At the time of my graduation, the industry was looking for two types of people: 1) those who could code well; and 2) those who understood statistical learning methods intimately. Preferably the unicorn that could do both. When I graduated, I lacked the first skillset, but at the same time, I knew it was just a matter of reading relevant papers. And I was really good at reading academic papers.

Had my thesis been on something machine learning related, I could have hit the ground running, but a thesis topic is usually dictated by the funding that the PhD advisor has secured through a research grant for a predetermined project. Of course, the student might be able to change the project if they really want to, but it is risky. Rebooting the thesis topic after years of preparation is not advisable, and you really do not want to pivot just to chase the most recent fad.

After Graduation

I had started working in a start-up when I was putting the finishing touches on my PhD thesis. Unfortunately, the startup ran out of funding and closed its doors one week after I defended my thesis. I found a position at a different start-up about a month later as a machine learning scientist. Now, I did not have the same skills as someone whose thesis was directly on statistical learning, but neither could the start-up afford actual data scientists. This resulted in a very fruitful collaboration, from which I gained valuable time to learn the necessary skillsets, and my employers could leverage what I had learned to solve business problems. That start-up has successfully exited and my old colleagues are solving other interesting problems.

So… Was a PhD Worth It?

For me, it ended up working out. I enjoy coding, and most of my job requires software development skills. However, for me, software development is a means to an end and I usually get bored with projects that do not include research.

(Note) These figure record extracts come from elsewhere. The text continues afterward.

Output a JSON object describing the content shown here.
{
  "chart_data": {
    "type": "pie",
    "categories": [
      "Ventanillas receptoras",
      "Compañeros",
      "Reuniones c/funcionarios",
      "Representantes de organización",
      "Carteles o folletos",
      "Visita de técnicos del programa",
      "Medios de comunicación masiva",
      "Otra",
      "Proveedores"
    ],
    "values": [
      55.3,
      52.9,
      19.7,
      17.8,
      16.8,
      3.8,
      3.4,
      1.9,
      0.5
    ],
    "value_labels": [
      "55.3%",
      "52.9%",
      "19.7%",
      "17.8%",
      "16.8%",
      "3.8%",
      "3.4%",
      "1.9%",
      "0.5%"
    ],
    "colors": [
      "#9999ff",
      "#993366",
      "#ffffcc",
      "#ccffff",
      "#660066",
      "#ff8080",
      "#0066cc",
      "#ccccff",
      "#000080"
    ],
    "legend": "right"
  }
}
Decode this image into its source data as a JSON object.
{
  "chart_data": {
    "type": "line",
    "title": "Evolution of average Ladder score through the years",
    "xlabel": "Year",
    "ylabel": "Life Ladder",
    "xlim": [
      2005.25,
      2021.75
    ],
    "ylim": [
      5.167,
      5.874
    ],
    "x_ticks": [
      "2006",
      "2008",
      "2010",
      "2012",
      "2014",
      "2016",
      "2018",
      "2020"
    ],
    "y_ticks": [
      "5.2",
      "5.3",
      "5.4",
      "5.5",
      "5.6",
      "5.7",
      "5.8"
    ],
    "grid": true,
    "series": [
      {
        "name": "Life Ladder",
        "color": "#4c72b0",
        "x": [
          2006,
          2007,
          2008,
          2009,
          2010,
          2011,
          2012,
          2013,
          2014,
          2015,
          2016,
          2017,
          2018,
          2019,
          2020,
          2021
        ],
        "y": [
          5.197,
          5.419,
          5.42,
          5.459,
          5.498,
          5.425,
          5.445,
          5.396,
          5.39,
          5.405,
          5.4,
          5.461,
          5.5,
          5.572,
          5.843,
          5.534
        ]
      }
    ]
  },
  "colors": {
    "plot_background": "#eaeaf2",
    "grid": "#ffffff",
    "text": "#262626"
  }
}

In this case, having a PhD is definitely an asset. The research prowess that you acquire during your days as a graduate student allows you to teach yourself new skills, and if you graduated from a mathematics heavy discipline, you can easily change gears and pursue a different industry after graduation.

OK… But What About Me?

I think, unless you are admitted to a respectable PhD program from a respectable school, a PhD is not worth the effort. Professors that teach at lower rank schools are more likely to be out of touch with current state of the art, and the academic quality of students that you encounter are going to be lower. Remember that you are the weighted average of your peers.

Now, some might argue that graduate school is not worth the investment even if the school is prestigious, and that you are better of going into the industry… And they are right. But it all depends on what you want out of your career. And in which company you acquire that industrial experience. When the discussion gets to this stage, I bring up the following analogy.

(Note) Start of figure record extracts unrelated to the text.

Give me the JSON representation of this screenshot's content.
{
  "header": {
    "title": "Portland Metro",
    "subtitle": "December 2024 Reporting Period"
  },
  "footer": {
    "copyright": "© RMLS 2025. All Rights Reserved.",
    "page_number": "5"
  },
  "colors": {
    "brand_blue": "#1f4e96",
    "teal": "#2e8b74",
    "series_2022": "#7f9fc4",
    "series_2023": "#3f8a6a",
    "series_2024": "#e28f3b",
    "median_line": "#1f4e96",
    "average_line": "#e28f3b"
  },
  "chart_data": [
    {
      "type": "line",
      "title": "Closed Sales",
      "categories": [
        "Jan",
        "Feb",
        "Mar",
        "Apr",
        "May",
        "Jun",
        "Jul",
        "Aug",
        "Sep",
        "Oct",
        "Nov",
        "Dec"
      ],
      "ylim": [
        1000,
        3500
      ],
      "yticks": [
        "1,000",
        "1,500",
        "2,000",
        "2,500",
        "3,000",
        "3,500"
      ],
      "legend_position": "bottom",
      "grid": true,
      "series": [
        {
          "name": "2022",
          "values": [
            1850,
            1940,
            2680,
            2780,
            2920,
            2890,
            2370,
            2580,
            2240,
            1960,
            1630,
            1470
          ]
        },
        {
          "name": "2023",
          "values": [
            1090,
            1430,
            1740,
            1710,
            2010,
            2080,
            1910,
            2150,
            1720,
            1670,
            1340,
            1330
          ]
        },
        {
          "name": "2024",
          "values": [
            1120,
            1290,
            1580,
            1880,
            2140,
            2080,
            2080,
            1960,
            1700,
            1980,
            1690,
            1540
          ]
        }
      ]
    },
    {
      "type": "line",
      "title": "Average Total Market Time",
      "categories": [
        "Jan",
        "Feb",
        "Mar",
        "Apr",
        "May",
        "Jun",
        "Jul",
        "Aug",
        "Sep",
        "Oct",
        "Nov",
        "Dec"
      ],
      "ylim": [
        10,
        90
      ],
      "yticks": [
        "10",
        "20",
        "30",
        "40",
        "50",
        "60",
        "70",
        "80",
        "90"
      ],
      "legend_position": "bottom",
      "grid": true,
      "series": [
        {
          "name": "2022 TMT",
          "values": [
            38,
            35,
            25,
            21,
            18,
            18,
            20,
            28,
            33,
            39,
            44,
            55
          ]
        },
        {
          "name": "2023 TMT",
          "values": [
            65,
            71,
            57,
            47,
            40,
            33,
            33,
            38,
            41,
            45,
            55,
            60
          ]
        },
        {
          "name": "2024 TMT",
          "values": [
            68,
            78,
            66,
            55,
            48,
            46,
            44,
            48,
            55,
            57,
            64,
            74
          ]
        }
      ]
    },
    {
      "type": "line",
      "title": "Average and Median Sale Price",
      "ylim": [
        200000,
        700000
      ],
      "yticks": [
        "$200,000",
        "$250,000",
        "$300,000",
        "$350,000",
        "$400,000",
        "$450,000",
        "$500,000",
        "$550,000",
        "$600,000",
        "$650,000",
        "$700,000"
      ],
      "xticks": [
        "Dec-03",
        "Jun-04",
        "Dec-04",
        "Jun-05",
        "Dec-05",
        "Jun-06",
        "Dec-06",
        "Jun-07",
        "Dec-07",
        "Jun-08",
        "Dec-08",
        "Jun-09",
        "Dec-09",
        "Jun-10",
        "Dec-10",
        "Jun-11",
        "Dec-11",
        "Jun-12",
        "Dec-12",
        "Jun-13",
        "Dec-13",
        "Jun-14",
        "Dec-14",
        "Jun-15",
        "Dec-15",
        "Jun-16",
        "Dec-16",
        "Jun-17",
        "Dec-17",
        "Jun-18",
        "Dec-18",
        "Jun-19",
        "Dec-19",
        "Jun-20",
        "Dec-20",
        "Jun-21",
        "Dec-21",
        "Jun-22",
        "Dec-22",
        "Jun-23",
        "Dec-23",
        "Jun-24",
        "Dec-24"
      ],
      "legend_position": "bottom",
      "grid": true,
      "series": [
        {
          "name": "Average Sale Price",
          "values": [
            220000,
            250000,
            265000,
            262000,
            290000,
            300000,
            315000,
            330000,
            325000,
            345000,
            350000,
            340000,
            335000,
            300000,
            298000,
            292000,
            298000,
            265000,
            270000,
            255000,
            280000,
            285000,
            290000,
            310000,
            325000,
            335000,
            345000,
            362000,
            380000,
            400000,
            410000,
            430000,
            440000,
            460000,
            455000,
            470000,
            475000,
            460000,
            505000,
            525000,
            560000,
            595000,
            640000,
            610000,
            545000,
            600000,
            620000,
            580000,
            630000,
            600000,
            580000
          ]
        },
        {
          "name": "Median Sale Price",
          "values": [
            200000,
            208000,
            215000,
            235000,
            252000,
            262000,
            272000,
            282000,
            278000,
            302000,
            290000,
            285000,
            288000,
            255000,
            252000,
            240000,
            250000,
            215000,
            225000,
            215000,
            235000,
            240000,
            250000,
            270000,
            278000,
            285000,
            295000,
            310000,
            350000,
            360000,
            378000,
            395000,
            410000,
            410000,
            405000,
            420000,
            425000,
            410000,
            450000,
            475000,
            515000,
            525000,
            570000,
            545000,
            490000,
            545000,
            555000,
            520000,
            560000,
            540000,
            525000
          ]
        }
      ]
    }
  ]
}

In smaller communities, investment in a stable real-state market for a house is considered low-risk-low-return. If you have a portfolio manager and start investing in the financial market, you will probably make a bigger profit on your capital. However, people that buy a house usually have a larger net-worth when they have finished their payments compared to those who do not purchase property. Now, why is that? This is because many that opt out of real-state end up spending their money rather than investing it.

Going to graduate school is similar to buying a house, you are investing four to five years of your twenties acquiring research skills, which in hindsight might not be as valuable as learning those same skills in the industry. But then again, not everyone is guaranteed to work in a company that allows them to grow and acquire those skills. Graduate school is the housing investment. You might not gain as much as the person who is working at Google, but most people do not work for Google right out of their undergrad.